Cap. 13 - Deudas

Cheshire era lo bastante humilde como para admitir cuándo había cometido un error y quizá convertir el ahogamiento de las ratas en un espectáculo lo había sido. La idea era que el pueblo pudiera ver lo que estaban haciendo, para que no pudiera haber una negativa de que ellos habían cumplido su parte del trato y se habían deshecho por fin de las ratas.

Pero cuando Zale dejó de tocar al final y la multitud reunida para atestiguar lo que Cheshire había llamado "el milagro" con tanta arrogancia no explotó en vítores y aplausos, Cheshire tuvo la primera impresión de que se había equivocado. La segunda fue cuando el alcalde Sattler se dio la vuelta y se marchó sin dirigirles la palabra, sin siquiera darles las gracias por su trabajo.

Cato fue al día siguiente a reclamar su deuda, y por supuesto, Harman y Cheshire fueron con él.

Las miradas de los labradores cuando pasaron en los campos fueron tan curiosas como siempre que se acercaban por allí, pero Cheshire notó algo más en ellas, algo que lo inquietó un poco, pero que no pudo explicarse en aquel momento.

El alcalde Sattler los recibió en su jardín. Nunca los había hecho pasar a su casa, en las pocas ocasiones que habían ido a hablar con él. Y ahora que era su deudor, Cheshire no esperaba precisamente que los tratara con cortesía, pero le pareció un descaro que los mantuviera allí afuera esperando bajo los rayos del sol.

Cuando salió, lo hizo con un vaso de limonada en la mano y el mismo rostro inexpresivo de siempre. Los miró de hito en hito.

—¿Qué se os ofrece?

—No habéis pagado vuestra deuda, señor —dijo Cato, en voz muy alta. Era como si quisiera que todo el mundo que estuviera cerca pudiera escuchar lo que decía.

Los ojos de Sattler centellearon y sus hombros se pusieron rígidos, pero cuando habló, lo hizo con la misma calma indiferente de siempre.

—No tengo ninguna deuda con vosotros.

—¿Cómo que no, señor? —preguntó Cato. Sus puños se crisparon y Cheshire temió que él y Harman tuvieran que retenerlo para evitar que se lanzara sobre el alcalde.

—Dijisteis que eliminaríais a todas las ratas del pueblo.

—¡Y eso hemos hecho! ¡Vos mismo lo habéis visto! ¡Todos en el pueblo lo vieron!

—Vimos que mataron a una gran cantidad, sí —concedió Sattler—. Pero, ¿cómo podemos saber que han sido todas?

Cato apretó la mandíbula y Cheshire decidió intervenir antes de que las cosas se fueran de las manos.

—Señor —dijo, adelantándose un paso para ponerse entre Cato y Sattler—. Puede que no estéis convencido de lo que habéis visto con vuestros propios ojos. Yo tampoco lo estaría si hubiera vivido con esas alimañas en mi propia casa por tanto tiempo.

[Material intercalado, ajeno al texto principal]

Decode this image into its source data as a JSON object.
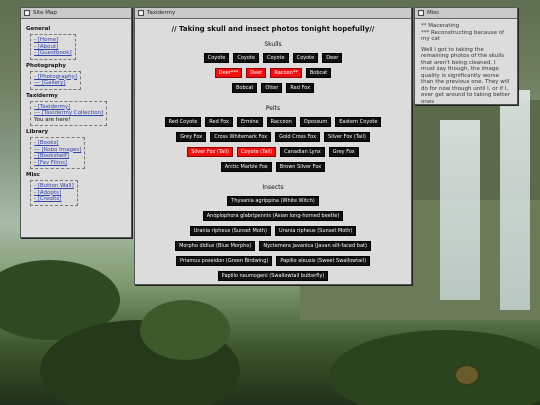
{
  "sitemap": {
    "title": "Site Map",
    "sections": [
      {
        "heading": "General",
        "links": [
          "- [Home]",
          "- [About]",
          "- [Guestbook]"
        ]
      },
      {
        "heading": "Photography",
        "links": [
          "- [Photography]",
          "--- [Gallery]"
        ]
      },
      {
        "heading": "Taxidermy",
        "links": [
          "- [Taxidermy]",
          "--- [Taxidermy Collection]",
          "You are here!"
        ]
      },
      {
        "heading": "Library",
        "links": [
          "- [Books]",
          "--- [Kobo Images]",
          "- [Bookshelf]",
          "- [Fav Films]"
        ]
      },
      {
        "heading": "Misc",
        "links": [
          "- [Button Wall]",
          "- [Adopts]",
          "- [Credits]"
        ]
      }
    ]
  },
  "taxidermy": {
    "title": "Taxidermy",
    "headline": "// Taking skull and insect photos tonight hopefully//",
    "skulls": {
      "heading": "Skulls",
      "rows": [
        [
          {
            "t": "Coyote"
          },
          {
            "t": "Coyote"
          },
          {
            "t": "Coyote"
          },
          {
            "t": "Coyote"
          },
          {
            "t": "Deer"
          }
        ],
        [
          {
            "t": "Deer***",
            "red": true
          },
          {
            "t": "Deer",
            "red": true
          },
          {
            "t": "Racoon**",
            "red": true
          },
          {
            "t": "Bobcat"
          }
        ],
        [
          {
            "t": "Bobcat"
          },
          {
            "t": "Otter"
          },
          {
            "t": "Red Fox"
          }
        ]
      ]
    },
    "pelts": {
      "heading": "Pelts",
      "rows": [
        [
          {
            "t": "Red Coyote"
          },
          {
            "t": "Red Fox"
          },
          {
            "t": "Ermine"
          },
          {
            "t": "Raccoon"
          },
          {
            "t": "Opossum"
          },
          {
            "t": "Eastern Coyote"
          }
        ],
        [
          {
            "t": "Grey Fox"
          },
          {
            "t": "Cross Whitemark Fox"
          },
          {
            "t": "Gold Cross Fox"
          },
          {
            "t": "Silver Fox (Tail)"
          }
        ],
        [
          {
            "t": "Silver Fox (Tail)",
            "red": true
          },
          {
            "t": "Coyote (Tail)",
            "red": true
          },
          {
            "t": "Canadian Lynx"
          },
          {
            "t": "Grey Fox"
          }
        ],
        [
          {
            "t": "Arctic Marble Fox"
          },
          {
            "t": "Brown Silver Fox"
          }
        ]
      ]
    },
    "insects": {
      "heading": "Insects",
      "rows": [
        [
          {
            "t": "Thysania agrippina (White Witch)"
          }
        ],
        [
          {
            "t": "Anoplophora glabripennis (Asian long-horned beetle)"
          }
        ],
        [
          {
            "t": "Urania ripheus (Sunset Moth)"
          },
          {
            "t": "Urania ripheus (Sunset Moth)"
          }
        ],
        [
          {
            "t": "Morpho didius (Blue Morpho)"
          },
          {
            "t": "Nyctemera javanica (Javan silt-faced bat)"
          }
        ],
        [
          {
            "t": "Priamus poseidon (Green Birdwing)"
          },
          {
            "t": "Papilio eleusis (Sweet Swallowtail)"
          }
        ],
        [
          {
            "t": "Papilio neumogeni (Swallowtail butterfly)"
          }
        ]
      ]
    }
  },
  "misc": {
    "title": "Misc",
    "paragraphs": [
      "** Macerating\n*** Reconstructing because of my cat",
      "Well I got to taking the remaining photos of the skulls that aren't being cleaned. I must say though, the image quality is significantly worse than the previous one. They will do for now though until I, or if I, ever get around to taking better ones"
    ]
  }
}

Sattler torció sus finos labios, pero no podía negar que había habido ratas en su casa cuando todos las habían visto salir corriendo de allí.

—Os daremos tiempo para convenceros —ofreció Cheshire—. Pedidle a los habitantes que estén atentos. Si alguno de ellos ve una sola rata, en el lugar que sea, entonces es que hemos fallado y lo intentaremos otra vez. Si pasado un tiempo prudencial es obvio que las ratas han desaparecido, creo que su honor demanda que nos paguéis lo prometido.

—Es razonable —dijo Sattler.

—Sin duda lo es —contestó Cheshire—. ¿Nos dais vuestra palabra?

Sattler le dirigió una mirada fría. Era obvio que había pretendido esquivar la pregunta y la insistencia de Cheshire en ello lo molestaba, pero los zainos le sostuvieron la mirada hasta que asintió.

—Está bien. Tenéis mi palabra.

Las cartas de Maman salieron todas dadas vueltas cuando las leyó esa noche.

—Creo que no tiene intención de pagar esas monedas. Ni siquiera sé si las tiene.

Cato estaba furioso.

—¡Cómo no va a tenerlas! La casa de ese hombre es más grande que la Iglesia.

—A lo mejor las tiene, pero no quiere deshacerse de ellas —dijo Harman—. Es sabido que un hombre que tiene dinero siempre querrá más.

—Bueno, pero ese no es su dinero —arguyó Cato—. Es el nuestro.

Por supuesto, Cato tenía razón y nadie iba a contradecirlo. Principalmente porque el esfuerzo de tocar a volumen tan alto y durante tanto tiempo había dejado a Zale agotado y la prioridad de todos era cuidar de él.

—Estoy bien —insistía cada vez que le ponían un cuenco de comida en las manos o le insistían para que bebiera más agua—. De verdad. Estoy perfectamente.

—¿Cómo está tu jaqueca? —preguntaba tía Miselda de vez en cuando, pasándole las manos por el cabello como si con ese gesto pudiera detectar si Zale le mentía al respecto o no.

—Está mejor —decía él cada vez—. En serio.

A Cheshire le hubiera gustado creerle. Le hubiera gustado más que ninguna otra cosa en el mundo. Pero era imposible ignorar la forma en que los ojos de Zale se entrecerraban cada vez que salía el sol, la forma en que se cubría la cabeza con la manta y argüía estar cansado, y la cantidad de té de ortigas y jengibre que bebía esos días.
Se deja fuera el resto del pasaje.